When people make a renderer using a graphics API such as Vulkan a common thing to do is to hash the pipeline object state so that you reuse the one already created instead of unnecessarily creating a new one if an identical one already exists. Hashing, although ideally they should yield different values for different byte/data arrays, are not guaranteed to be free of collisions, so that two different sets of bytes can yield the same hash value. Comparing the two byte arrays directly does not allow for a false positive in ensuring the data is identical. When sending data from one location to another, say over the internet, it's not possible to compare with the original/source data because you don't have it, however when creating a renderer and comparing two pipeline states you do have both sets of data, so why isn't it better to do a memory comparison instead of hashing?

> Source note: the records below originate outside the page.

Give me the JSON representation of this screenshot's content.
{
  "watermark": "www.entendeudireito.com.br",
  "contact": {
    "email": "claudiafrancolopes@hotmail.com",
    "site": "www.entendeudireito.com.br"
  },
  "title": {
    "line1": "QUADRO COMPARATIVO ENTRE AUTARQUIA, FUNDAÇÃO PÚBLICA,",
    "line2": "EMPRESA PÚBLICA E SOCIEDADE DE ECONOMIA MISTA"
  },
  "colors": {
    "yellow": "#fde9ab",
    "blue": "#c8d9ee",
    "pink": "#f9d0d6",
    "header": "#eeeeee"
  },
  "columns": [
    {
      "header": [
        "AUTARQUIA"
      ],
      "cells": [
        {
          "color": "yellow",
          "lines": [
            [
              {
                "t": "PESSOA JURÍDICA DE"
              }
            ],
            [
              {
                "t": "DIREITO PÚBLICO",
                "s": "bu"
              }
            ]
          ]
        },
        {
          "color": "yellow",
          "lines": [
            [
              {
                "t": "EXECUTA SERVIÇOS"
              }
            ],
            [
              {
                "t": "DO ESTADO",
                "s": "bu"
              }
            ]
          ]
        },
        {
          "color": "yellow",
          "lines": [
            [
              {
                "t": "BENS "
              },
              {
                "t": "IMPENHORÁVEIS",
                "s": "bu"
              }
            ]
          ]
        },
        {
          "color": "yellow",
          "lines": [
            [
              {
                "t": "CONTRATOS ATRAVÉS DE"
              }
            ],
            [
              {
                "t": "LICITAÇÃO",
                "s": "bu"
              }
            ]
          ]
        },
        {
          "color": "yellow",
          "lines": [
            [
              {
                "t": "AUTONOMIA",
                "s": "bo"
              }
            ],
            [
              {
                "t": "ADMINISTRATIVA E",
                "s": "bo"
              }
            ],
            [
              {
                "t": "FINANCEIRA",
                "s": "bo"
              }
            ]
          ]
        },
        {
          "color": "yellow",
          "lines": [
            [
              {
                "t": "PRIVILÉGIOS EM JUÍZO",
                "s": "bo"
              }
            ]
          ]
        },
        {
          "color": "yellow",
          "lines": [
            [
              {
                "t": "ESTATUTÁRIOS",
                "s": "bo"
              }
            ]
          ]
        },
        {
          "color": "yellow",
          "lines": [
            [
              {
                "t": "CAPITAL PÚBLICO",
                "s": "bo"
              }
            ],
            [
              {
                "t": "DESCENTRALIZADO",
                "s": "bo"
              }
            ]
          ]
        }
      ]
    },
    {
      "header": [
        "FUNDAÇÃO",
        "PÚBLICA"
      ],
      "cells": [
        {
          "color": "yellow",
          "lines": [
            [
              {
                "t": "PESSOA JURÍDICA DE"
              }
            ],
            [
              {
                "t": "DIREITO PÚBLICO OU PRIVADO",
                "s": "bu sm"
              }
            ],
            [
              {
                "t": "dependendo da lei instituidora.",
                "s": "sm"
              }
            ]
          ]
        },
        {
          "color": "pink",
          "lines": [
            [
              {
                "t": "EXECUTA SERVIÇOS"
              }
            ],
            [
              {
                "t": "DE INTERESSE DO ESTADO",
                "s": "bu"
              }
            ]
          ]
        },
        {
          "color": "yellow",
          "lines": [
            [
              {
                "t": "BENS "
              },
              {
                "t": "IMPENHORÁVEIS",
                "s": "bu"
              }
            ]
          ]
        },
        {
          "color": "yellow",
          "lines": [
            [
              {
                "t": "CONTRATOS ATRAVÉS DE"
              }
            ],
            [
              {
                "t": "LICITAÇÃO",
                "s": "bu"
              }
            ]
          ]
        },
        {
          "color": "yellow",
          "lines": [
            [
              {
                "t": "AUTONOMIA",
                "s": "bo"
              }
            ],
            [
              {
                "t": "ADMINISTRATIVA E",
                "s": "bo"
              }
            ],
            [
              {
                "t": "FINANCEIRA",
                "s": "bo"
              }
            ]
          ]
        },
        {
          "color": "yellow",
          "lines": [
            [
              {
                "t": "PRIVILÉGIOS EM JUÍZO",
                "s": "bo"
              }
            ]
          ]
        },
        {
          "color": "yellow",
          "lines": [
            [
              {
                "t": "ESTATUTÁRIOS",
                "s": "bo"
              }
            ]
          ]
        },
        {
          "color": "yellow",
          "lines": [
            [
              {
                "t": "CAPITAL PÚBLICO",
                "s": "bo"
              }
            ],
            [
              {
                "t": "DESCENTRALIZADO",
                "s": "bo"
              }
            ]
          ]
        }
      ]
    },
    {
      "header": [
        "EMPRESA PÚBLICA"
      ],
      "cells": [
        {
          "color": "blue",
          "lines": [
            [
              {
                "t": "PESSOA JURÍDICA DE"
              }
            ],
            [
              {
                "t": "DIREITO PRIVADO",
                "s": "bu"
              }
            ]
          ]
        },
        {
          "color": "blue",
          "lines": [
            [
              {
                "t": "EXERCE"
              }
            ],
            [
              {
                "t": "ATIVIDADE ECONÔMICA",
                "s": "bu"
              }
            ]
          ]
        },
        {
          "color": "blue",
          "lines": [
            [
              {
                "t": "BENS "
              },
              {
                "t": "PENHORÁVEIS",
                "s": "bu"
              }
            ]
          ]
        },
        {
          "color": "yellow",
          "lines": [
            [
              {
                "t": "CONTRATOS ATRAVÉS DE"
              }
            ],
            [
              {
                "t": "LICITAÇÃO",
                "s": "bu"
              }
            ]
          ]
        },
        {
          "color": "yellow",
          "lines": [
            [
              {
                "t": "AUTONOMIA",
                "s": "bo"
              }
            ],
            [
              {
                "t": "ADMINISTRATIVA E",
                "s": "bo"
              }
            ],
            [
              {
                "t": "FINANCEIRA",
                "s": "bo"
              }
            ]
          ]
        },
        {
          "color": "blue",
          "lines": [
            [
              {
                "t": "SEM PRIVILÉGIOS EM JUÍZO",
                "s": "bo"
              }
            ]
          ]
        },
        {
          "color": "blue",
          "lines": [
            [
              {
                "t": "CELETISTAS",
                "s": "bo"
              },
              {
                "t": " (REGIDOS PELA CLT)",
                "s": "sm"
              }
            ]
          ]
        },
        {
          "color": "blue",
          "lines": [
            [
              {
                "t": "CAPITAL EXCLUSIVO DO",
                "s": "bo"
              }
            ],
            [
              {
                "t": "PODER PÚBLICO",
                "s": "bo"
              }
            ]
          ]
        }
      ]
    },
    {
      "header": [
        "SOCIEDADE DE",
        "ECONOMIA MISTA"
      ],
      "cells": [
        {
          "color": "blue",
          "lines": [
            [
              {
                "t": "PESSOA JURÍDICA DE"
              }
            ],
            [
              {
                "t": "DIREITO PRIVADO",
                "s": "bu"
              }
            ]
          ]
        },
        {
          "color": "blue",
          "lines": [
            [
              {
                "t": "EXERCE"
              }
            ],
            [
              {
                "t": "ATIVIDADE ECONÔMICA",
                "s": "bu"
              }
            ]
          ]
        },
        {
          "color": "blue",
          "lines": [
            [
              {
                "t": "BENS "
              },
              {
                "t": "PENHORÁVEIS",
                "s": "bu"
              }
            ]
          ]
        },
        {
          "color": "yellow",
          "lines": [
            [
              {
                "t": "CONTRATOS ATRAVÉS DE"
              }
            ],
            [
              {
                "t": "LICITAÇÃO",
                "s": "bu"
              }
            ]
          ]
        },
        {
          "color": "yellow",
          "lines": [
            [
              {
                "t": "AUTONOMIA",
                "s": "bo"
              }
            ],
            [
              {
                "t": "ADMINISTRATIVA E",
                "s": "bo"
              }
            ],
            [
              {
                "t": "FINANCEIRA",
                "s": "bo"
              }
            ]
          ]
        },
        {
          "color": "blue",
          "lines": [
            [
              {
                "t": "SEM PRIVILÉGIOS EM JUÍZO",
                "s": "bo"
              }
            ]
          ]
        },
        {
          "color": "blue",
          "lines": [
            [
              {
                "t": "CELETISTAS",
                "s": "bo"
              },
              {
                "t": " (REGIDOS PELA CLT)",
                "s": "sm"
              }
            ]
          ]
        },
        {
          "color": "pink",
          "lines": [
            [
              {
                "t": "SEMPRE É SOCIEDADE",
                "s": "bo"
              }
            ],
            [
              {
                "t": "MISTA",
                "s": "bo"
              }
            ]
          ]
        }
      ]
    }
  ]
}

The main optimization is finding the matching pipeline, not the cost of a single memory compare.
If you rely on linear memory compares then you need to search through the whole list of available pipelines to find the pipeline that matches the current state. This is an O(num_of_pipelines) list search, with an O(sizeof_pipeline) memory compare per comparison. So total complexity is O(num_pipelines) * O(sizeof_pipeline).
With a hash-map you pay O(sizeof_pipeline) cost to generate the initial hash, but with a good hash and hash map data structure you should get close to an O(1) lookup (if you have a good hash function and enough root bins). So cost is one hash generation and one comparison unless you have collisions, so "big O" cost is O(sizeof_pipeline).
Given the number of states and shaders for a game is finite it's also often possible to prove that collisions won't happen for your game content set, so you can even avoid the actual byte-by-byte compare on hit most of the time.